"The campaign did not depend on a fake Microsoft password page. It used a malicious collaboration-style lure to push users into the legitimate Microsoft device login experience," ZeroBEC reported, summarizing an attack pattern observed between late June and early July 2026.
How the Microsoft Device Authorization Grant flow is being weaponized
Attackers in the observed campaign abused the OAuth 2.0 Device Authorization Grant — the Microsoft device-login flow — to obtain session tokens without stealing passwords or directly defeating multifactor authentication. As the source material explains, device code authentication is intended for constrained devices: a short code is shown on a device and a user enters that code at a browser on another device to complete sign-in. Threat actors insert themselves into that separation by generating a device code, sharing it with a target via a phishing lure, and then polling Microsoft's authentication broker until the user completes the legitimate prompt. Huntress summarized the technique bluntly: "Device code phishing doesn't hack its way in... it uses a legitimate authentication flow to walk right through the front door, with no password required, MFA bypassed, and session tokens handed straight to the attacker."
DEBULL: a reusable broker and campaign-facing layer
ZeroBEC's analysis attributes the June–July activity to a reusable tooling layer called DEBULL that packages Storm-2372-style tradecraft into an operator-facing platform. The observed workflow used collaboration- and payment-themed lures to get victims to click URLs that redirected them to a legitimate-but-compromised Croatian rental website, which then acted as an orchestrator for the device-code challenge chain. ZeroBEC noted Turkish-language developer markers in the infrastructure but said those clues were insufficient for definitive attribution.
According to ZeroBEC, DEBULL exposes a campaign-facing interface where operators "can define a page name and slug, edit HTML, CSS, and JavaScript directly, then choose how the lure is published." Embedded templates included a Microsoft 365 device-code authentication page, an OAuth callback page, and modern landing pages. That separation — a changeable lure layer with a stable backend identity stack — is central to DEBULL's design: "The lure can be changed without changing the backend identity stack," ZeroBEC said.
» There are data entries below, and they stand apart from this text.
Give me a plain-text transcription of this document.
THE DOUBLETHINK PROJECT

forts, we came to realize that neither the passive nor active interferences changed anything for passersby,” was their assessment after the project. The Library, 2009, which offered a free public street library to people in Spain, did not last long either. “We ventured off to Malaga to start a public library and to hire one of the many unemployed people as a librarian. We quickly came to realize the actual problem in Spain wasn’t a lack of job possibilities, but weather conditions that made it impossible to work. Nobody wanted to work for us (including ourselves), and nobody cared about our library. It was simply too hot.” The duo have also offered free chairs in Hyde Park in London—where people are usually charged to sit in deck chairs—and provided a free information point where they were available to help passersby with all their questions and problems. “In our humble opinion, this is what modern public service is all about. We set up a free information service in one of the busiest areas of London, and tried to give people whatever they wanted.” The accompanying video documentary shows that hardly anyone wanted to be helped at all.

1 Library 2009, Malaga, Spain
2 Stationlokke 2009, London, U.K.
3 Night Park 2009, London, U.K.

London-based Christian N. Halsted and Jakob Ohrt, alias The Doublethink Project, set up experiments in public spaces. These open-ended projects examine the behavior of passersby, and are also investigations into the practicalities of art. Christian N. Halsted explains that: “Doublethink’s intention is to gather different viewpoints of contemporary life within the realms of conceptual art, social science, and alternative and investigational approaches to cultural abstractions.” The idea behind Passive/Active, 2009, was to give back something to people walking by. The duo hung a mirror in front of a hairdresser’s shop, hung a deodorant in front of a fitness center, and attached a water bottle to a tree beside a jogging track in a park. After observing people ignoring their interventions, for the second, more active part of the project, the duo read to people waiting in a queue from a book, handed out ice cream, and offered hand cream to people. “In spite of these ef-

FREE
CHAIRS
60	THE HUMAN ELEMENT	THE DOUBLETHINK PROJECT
Post-compromise tooling and the broader PhaaS ecosystem
The campaign appears to be part of a broader phishing-as-a-service (PhaaS) ecosystem that couples device-code brokers with post-compromise toolkits. ZeroBEC said DEBULL likely uses GraphSpy or GraphSpy-derived workflows for Microsoft 365 and Entra post-exploitation. Cisco Talos separately described a full-featured PhaaS operator panel branded ARToken that "shares infrastructure, API contracts, and operational patterns with the EvilTokens device code phishing platform." Talos said the ARToken panel exposes more than 80 API endpoints for device code phishing, Primary Refresh Token (PRT) persistence, email access, BEC operations, and SharePoint exfiltration, and provides operators with a React-based dashboard.
Talos researcher Michael Kelley emphasized that panels like ARToken function as complete post-compromise toolkits rather than simple kits. The source material likewise notes that EvilTokens and similar tooling enable operators to weaponize harvested tokens to exfiltrate email and files, query Microsoft Graph API, and establish persistence. Proofpoint added that device-code attack chains can be purchased via PhaaS offerings such as EvilTokens or Tycoon, while eSentire reported that Tycoon 2FA operators have repurposed their kit to serve as an OAuth device code phishing delivery framework.
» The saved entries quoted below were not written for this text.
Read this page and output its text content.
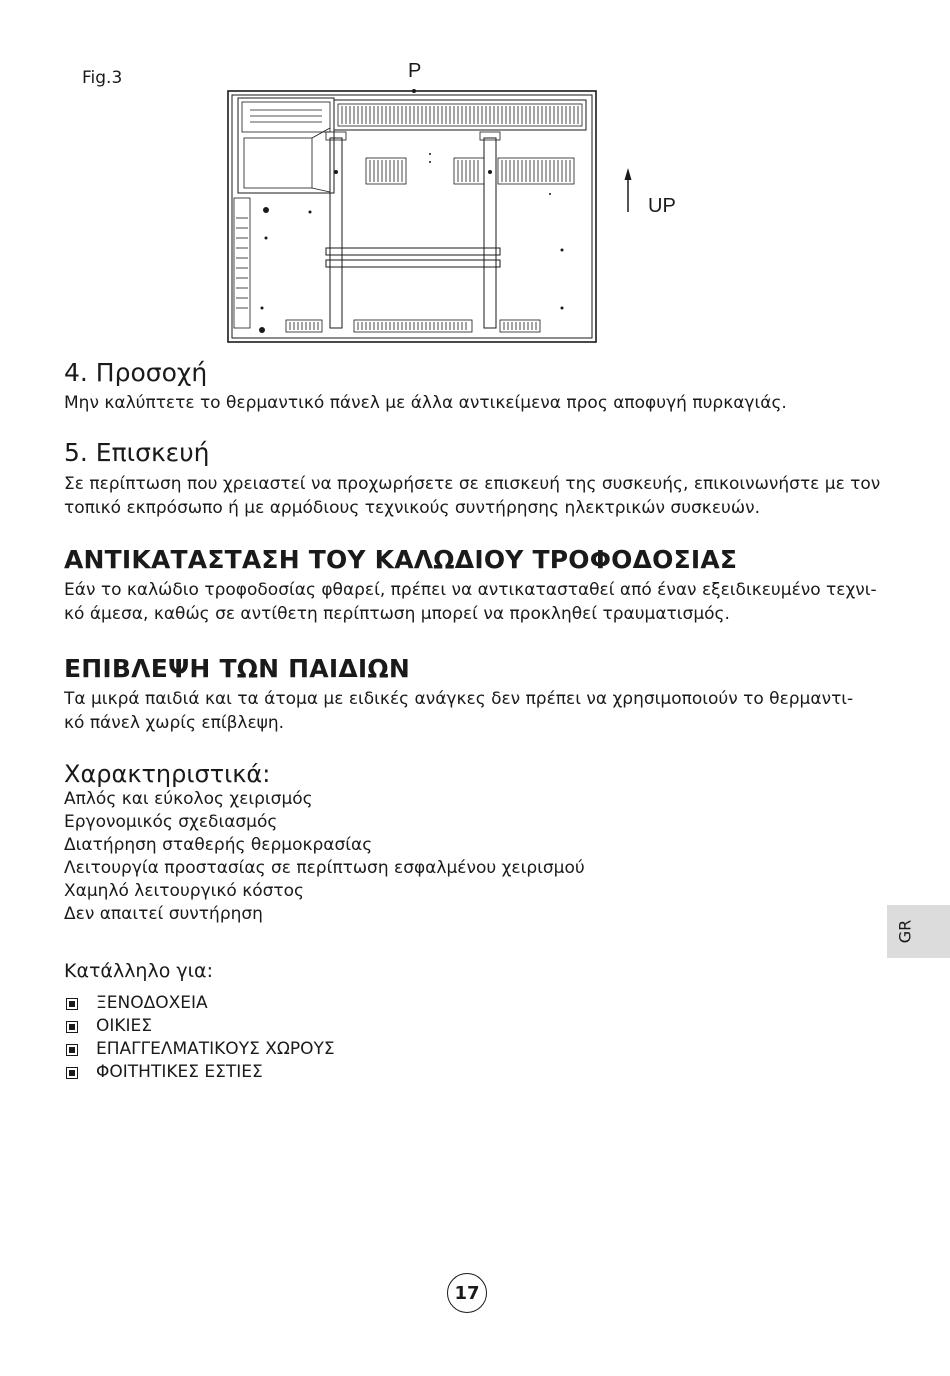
Fig.3	P
UP
4. Προσοχή

Μην καλύπτετε το θερμαντικό πάνελ με άλλα αντικείμενα προς αποφυγή πυρκαγιάς.

5. Επισκευή

Σε περίπτωση που χρειαστεί να προχωρήσετε σε επισκευή της συσκευής, επικοινωνήστε με τον
τοπικό εκπρόσωπο ή με αρμόδιους τεχνικούς συντήρησης ηλεκτρικών συσκευών.

ΑΝΤΙΚΑΤΑΣΤΑΣΗ ΤΟΥ ΚΑΛΩΔΙΟΥ ΤΡΟΦΟΔΟΣΙΑΣ

Εάν το καλώδιο τροφοδοσίας φθαρεί, πρέπει να αντικατασταθεί από έναν εξειδικευμένο τεχνι-
κό άμεσα, καθώς σε αντίθετη περίπτωση μπορεί να προκληθεί τραυματισμός.

ΕΠΙΒΛΕΨΗ ΤΩΝ ΠΑΙΔΙΩΝ

Τα μικρά παιδιά και τα άτομα με ειδικές ανάγκες δεν πρέπει να χρησιμοποιούν το θερμαντι-
κό πάνελ χωρίς επίβλεψη.

Χαρακτηριστικά:
Απλός και εύκολος χειρισμός
Εργονομικός σχεδιασμός
Διατήρηση σταθερής θερμοκρασίας
Λειτουργία προστασίας σε περίπτωση εσφαλμένου χειρισμού
Χαμηλό λειτουργικό κόστος
Δεν απαιτεί συντήρηση
Κατάλληλο για:
ΞΕΝΟΔΟΧΕΙΑ
ΟΙΚΙΕΣ
ΕΠΑΓΓΕΛΜΑΤΙΚΟΥΣ ΧΩΡΟΥΣ
ΦΟΙΤΗΤΙΚΕΣ ΕΣΤΙΕΣ
GR
17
What this means for technologists, affected enterprises, and end users
- Technologists and security teams: The observed decomposition — a changeable front-end lure with a reusable backend broker and GraphSpy-derived post-auth workflows — means detection and response may need to focus beyond fake login pages to the lifecycle of harvested OAuth tokens, PRT persistence, and Graph API activity tied to compromised sessions.
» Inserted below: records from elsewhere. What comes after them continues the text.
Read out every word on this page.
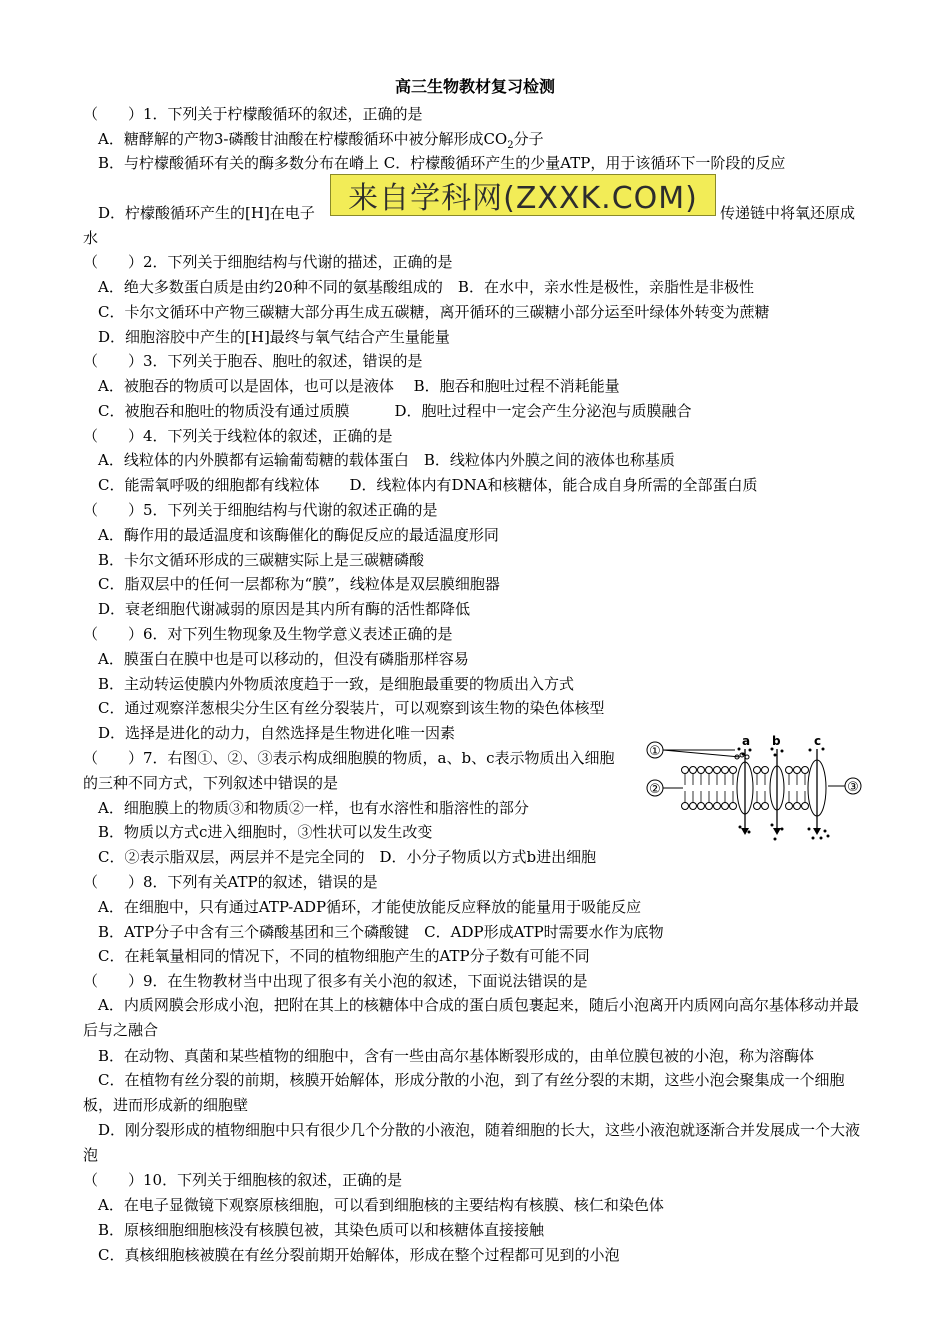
高三生物教材复习检测
（　　）1．下列关于柠檬酸循环的叙述，正确的是
A．糖酵解的产物3-磷酸甘油酸在柠檬酸循环中被分解形成$CO_2$分子
B．与柠檬酸循环有关的酶多数分布在嵴上 C．柠檬酸循环产生的少量ATP，用于该循环下一阶段的反应
D．柠檬酸循环产生的[H]在电子	来自学科网(ZXXK.COM)	传递链中将氧还原成
水
（　　）2．下列关于细胞结构与代谢的描述，正确的是
A．绝大多数蛋白质是由约20种不同的氨基酸组成的　B．在水中，亲水性是极性，亲脂性是非极性
C．卡尔文循环中产物三碳糖大部分再生成五碳糖，离开循环的三碳糖小部分运至叶绿体外转变为蔗糖
D．细胞溶胶中产生的[H]最终与氧气结合产生量能量
（　　）3．下列关于胞吞、胞吐的叙述，错误的是
A．被胞吞的物质可以是固体，也可以是液体　 B．胞吞和胞吐过程不消耗能量
C．被胞吞和胞吐的物质没有通过质膜　　　D．胞吐过程中一定会产生分泌泡与质膜融合
（　　）4．下列关于线粒体的叙述，正确的是
A．线粒体的内外膜都有运输葡萄糖的载体蛋白　B．线粒体内外膜之间的液体也称基质
C．能需氧呼吸的细胞都有线粒体　　D．线粒体内有DNA和核糖体，能合成自身所需的全部蛋白质
（　　）5．下列关于细胞结构与代谢的叙述正确的是
A．酶作用的最适温度和该酶催化的酶促反应的最适温度形同
B．卡尔文循环形成的三碳糖实际上是三碳糖磷酸
C．脂双层中的任何一层都称为“膜”，线粒体是双层膜细胞器
D．衰老细胞代谢减弱的原因是其内所有酶的活性都降低
（　　）6．对下列生物现象及生物学意义表述正确的是
A．膜蛋白在膜中也是可以移动的，但没有磷脂那样容易
B．主动转运使膜内外物质浓度趋于一致，是细胞最重要的物质出入方式
C．通过观察洋葱根尖分生区有丝分裂装片，可以观察到该生物的染色体核型
D．选择是进化的动力，自然选择是生物进化唯一因素
（　　）7．右图①、②、③表示构成细胞膜的物质，a、b、c表示物质出入细胞
的三种不同方式，下列叙述中错误的是
A．细胞膜上的物质③和物质②一样，也有水溶性和脂溶性的部分
B．物质以方式c进入细胞时，③性状可以发生改变
C．②表示脂双层，两层并不是完全同的　D．小分子物质以方式b进出细胞
①
②	③
a b	c
（　　）8．下列有关ATP的叙述，错误的是
A．在细胞中，只有通过ATP-ADP循环，才能使放能反应释放的能量用于吸能反应
B．ATP分子中含有三个磷酸基团和三个磷酸键　C．ADP形成ATP时需要水作为底物
C．在耗氧量相同的情况下，不同的植物细胞产生的ATP分子数有可能不同
（　　）9．在生物教材当中出现了很多有关小泡的叙述，下面说法错误的是
A．内质网膜会形成小泡，把附在其上的核糖体中合成的蛋白质包裹起来，随后小泡离开内质网向高尔基体移动并最后与之融合
B．在动物、真菌和某些植物的细胞中，含有一些由高尔基体断裂形成的，由单位膜包被的小泡，称为溶酶体
C．在植物有丝分裂的前期，核膜开始解体，形成分散的小泡，到了有丝分裂的末期，这些小泡会聚集成一个细胞板，进而形成新的细胞壁
D．刚分裂形成的植物细胞中只有很少几个分散的小液泡，随着细胞的长大，这些小液泡就逐渐合并发展成一个大液泡
（　　）10．下列关于细胞核的叙述，正确的是
A．在电子显微镜下观察原核细胞，可以看到细胞核的主要结构有核膜、核仁和染色体
B．原核细胞细胞核没有核膜包被，其染色质可以和核糖体直接接触
C．真核细胞核被膜在有丝分裂前期开始解体，形成在整个过程都可见到的小泡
- Affected enterprises and procurement leaders: The availability of PhaaS offerings like EvilTokens, ARToken, and Tycoon 2FA — complete with dashboards and API endpoints for BEC and exfiltration — indicates that sophisticated post-compromise capabilities are being packaged and sold. That makes adversary capability more accessible to lower-skilled affiliates and raises operational risk around account takeover and data theft.
- End users and the general public: In the observed lures, victims were urged to complete legitimate device-login prompts — sometimes by clicking buttons, hyperlinks, embedded documents, or QR codes sent from compromised accounts — and thereby unwittingly granted attackers access. The attack uses a real microsoft.com/devicelogin flow rather than a fake password page, which complicates simple visual cues for users.
Conclusion
ZeroBEC's core assessment is concise: "The more useful conclusion is that Storm-2372-style identity tradecraft is now being packaged into reusable broker infrastructure." The record assembled in late June and early July 2026 shows device-code phishing moving from bespoke campaigns toward commodified tooling: changeable lures front a persistent backend that harvests legitimate tokens and feeds them into mature post-compromise panels. The reporting leaves a concrete open point — Turkish-language markers were present but not definitive — underscoring that, for now, the technical contours of the threat are clearer than the actors behind it.